Maryland loses only forward Brianna Fraser to graduation, returns 90.7 percent of its scoring and brings in a quartet of five-star recruits, including McDonald’s All-American guards Ashley Owusu and Diamond Miller. The class is ranked No. 3 by ESPN and will give Frese a full roster for the first time since the 2017 exodus.
“I won’t know what to do with myself,” Frese said. “That was a byproduct of a two-year hit when you have kids transfer out.”
The Terps are slated to have five seniors next year, led by Charles and forward Stephanie Jones, who averaged 17.0 and 12.8 points this season, respectively. After having a taste of the Sweet 16 in their freshman campaign, they will be determined to return the program back to those heights and beyond during their final year.
But the most important factor in the Terps’ 2019-20 campaign may be the maturation of Mikesell and Austin, who both displayed flashes of brilliance in record-setting seasons before ending it trending in opposite trajectories.
Austin shattered the program block record with 89 rejections, but she struggled to handle the physicality of the Big Ten, and her numbers dipped accordingly. A 15-point, 10-rebound and six-block outing against the Bruins, though, is reason for confidence going forward.
“I definitely had a lump at the beginning of the conference with the physicality change,” Austin said on March 2. “It just took a lot of growth for me and a lot of my teammates told me to keep attacking, keep my confidence up and finish it through.”
Mikesell, meanwhile, was named the Big Ten Freshman of the Year for a season in which she broke Kristi Toliver’s mark for triples in a season with 95. But she shot just 29 percent from behind the arc in Maryland’s five tournament games, possibly a sign of fatigue after logging a team-high 1,180 minutes.

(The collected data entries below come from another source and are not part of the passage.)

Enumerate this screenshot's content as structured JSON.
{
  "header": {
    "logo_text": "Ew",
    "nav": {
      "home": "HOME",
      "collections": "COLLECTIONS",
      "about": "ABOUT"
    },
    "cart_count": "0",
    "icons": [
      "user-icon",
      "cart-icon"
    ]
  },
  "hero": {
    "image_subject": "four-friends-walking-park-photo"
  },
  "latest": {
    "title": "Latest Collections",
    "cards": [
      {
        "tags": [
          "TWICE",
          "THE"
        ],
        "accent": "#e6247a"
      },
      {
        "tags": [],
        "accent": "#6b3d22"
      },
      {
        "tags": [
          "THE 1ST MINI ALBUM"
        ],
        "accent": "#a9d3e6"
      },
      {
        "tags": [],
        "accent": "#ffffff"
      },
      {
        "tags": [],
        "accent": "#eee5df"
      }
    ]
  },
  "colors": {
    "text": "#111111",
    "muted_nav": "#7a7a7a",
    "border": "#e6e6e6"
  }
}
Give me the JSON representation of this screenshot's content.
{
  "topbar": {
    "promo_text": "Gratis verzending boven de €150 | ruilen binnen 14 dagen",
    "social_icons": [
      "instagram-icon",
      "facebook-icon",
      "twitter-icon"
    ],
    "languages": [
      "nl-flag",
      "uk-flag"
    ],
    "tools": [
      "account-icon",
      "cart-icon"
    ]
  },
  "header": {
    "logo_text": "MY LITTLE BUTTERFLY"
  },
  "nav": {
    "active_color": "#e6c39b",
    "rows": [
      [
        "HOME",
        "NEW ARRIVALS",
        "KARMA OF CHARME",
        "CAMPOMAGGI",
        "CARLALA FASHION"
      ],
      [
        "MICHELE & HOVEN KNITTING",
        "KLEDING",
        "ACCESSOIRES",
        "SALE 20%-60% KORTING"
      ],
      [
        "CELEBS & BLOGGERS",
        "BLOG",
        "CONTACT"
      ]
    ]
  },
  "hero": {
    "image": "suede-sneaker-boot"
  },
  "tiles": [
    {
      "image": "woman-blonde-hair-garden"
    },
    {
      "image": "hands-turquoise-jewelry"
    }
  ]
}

“Bodes well for the future for Shakira and Taylor,” Frese said. “The future is extremely bright.”
As her players jogged off the court and into the Xfinity Center locker room for the final time Monday, Frese took one last glance at UCLA as the underdog visitors celebrated its fourth Sweet 16 appearance in a row.
By exiting both postseason tournaments empty-handed, the up-and-down season had fallen short of the lofty expectations Frese set at Media Day in November.
But while Frese surveyed the exuberant scene on the other side, her squad appeared ready to move on, viewing the defeat that kicked off the midcourt mob as a valuable teaching moment entering next year.
“In the tournament in March,” Charles said, “teams are going to be playing their best basketball because they don’t want to end their season. There’s a lot of lessons learned, but I’m still proud of my teammates.”